Y, en fin, la estrategia del Gobierno central para reencontrarse con Cataluña pasa al parecer por recrecer las inversiones estatales y desviar hacia allí una parte exclusiva de los fondos de la UE. Aquí la ministra Maroto dejó advertido hace poco que bajo ningún concepto habría una subasta territorial del maná europeo. Otra receta especial como la vasca para privilegiar a una parte del país, aparte de consolidar para siempre ciudadanos de primera y de segunda, empobrecerá al resto de las regiones. Existe coincidencia entre los expertos: el cupo es un escándalo. No por ilegal, nunca lo fue. Sí por abusivo y sesgado. Con fórmulas ininteligibles y maniobras en la oscuridad, los regímenes forales aplican la ley del embudo con el beneplácito de los sucesivos ejecutivos nacionales. Reciben lo máximo, aportan lo mínimo.

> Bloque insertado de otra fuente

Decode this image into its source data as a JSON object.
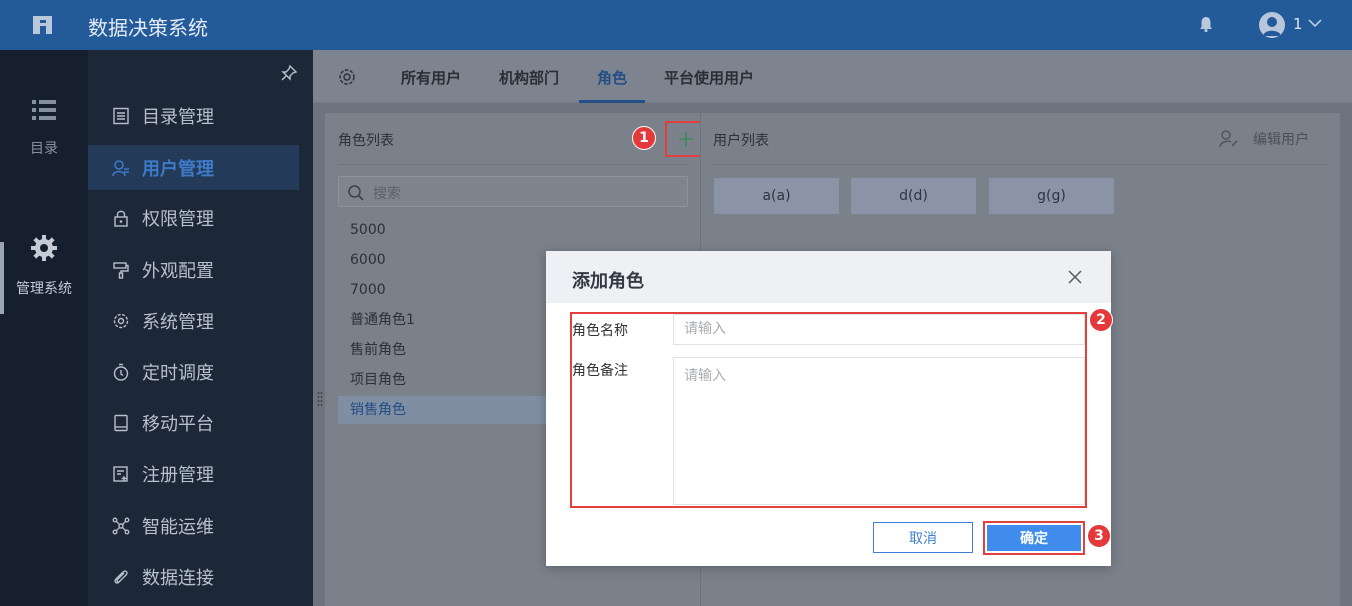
{
  "app": {
    "title": "数据决策系统",
    "user": "1"
  },
  "rail": {
    "catalog_label": "目录",
    "manage_label": "管理系统"
  },
  "nav": {
    "items": [
      {
        "label": "目录管理"
      },
      {
        "label": "用户管理",
        "active": true
      },
      {
        "label": "权限管理"
      },
      {
        "label": "外观配置"
      },
      {
        "label": "系统管理"
      },
      {
        "label": "定时调度"
      },
      {
        "label": "移动平台"
      },
      {
        "label": "注册管理"
      },
      {
        "label": "智能运维"
      },
      {
        "label": "数据连接"
      }
    ]
  },
  "tabs": [
    {
      "label": "所有用户"
    },
    {
      "label": "机构部门"
    },
    {
      "label": "角色",
      "active": true
    },
    {
      "label": "平台使用用户"
    }
  ],
  "role_panel": {
    "title": "角色列表",
    "add_icon": "plus-icon",
    "search_placeholder": "搜索",
    "roles": [
      "5000",
      "6000",
      "7000",
      "普通角色1",
      "售前角色",
      "项目角色",
      "销售角色"
    ],
    "selected_role": "销售角色"
  },
  "user_panel": {
    "title": "用户列表",
    "edit_label": "编辑用户",
    "users": [
      "a(a)",
      "d(d)",
      "g(g)"
    ]
  },
  "modal": {
    "title": "添加角色",
    "name_label": "角色名称",
    "name_placeholder": "请输入",
    "remark_label": "角色备注",
    "remark_placeholder": "请输入",
    "cancel_label": "取消",
    "ok_label": "确定"
  },
  "annotations": {
    "step1": "1",
    "step2": "2",
    "step3": "3"
  },
  "colors": {
    "topbar": "#235a9a",
    "accent": "#3f8cec",
    "annotation_red": "#e3393a"
  }
}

¿Qué se busca ahora con una reforma del modelo de financiación y hasta dónde la dirigencia piensa llegar en las cesiones para satisfacer a las tribus que se sientan oprimidas? Una incógnita inquietante a tenor de los precedentes. Dado el poco eco que alcanzan en La Moncloa las peticiones gallegas y la facilidad en el actual momento político para saltarse los límites a conveniencia en función de las urgencias parlamentarias o electorales conviene mantener alta la guardia. Porque Galicia pondrá en riesgo en este envite nada más y nada menos que su estado del bienestar y sus posibilidades de frenar la decadencia.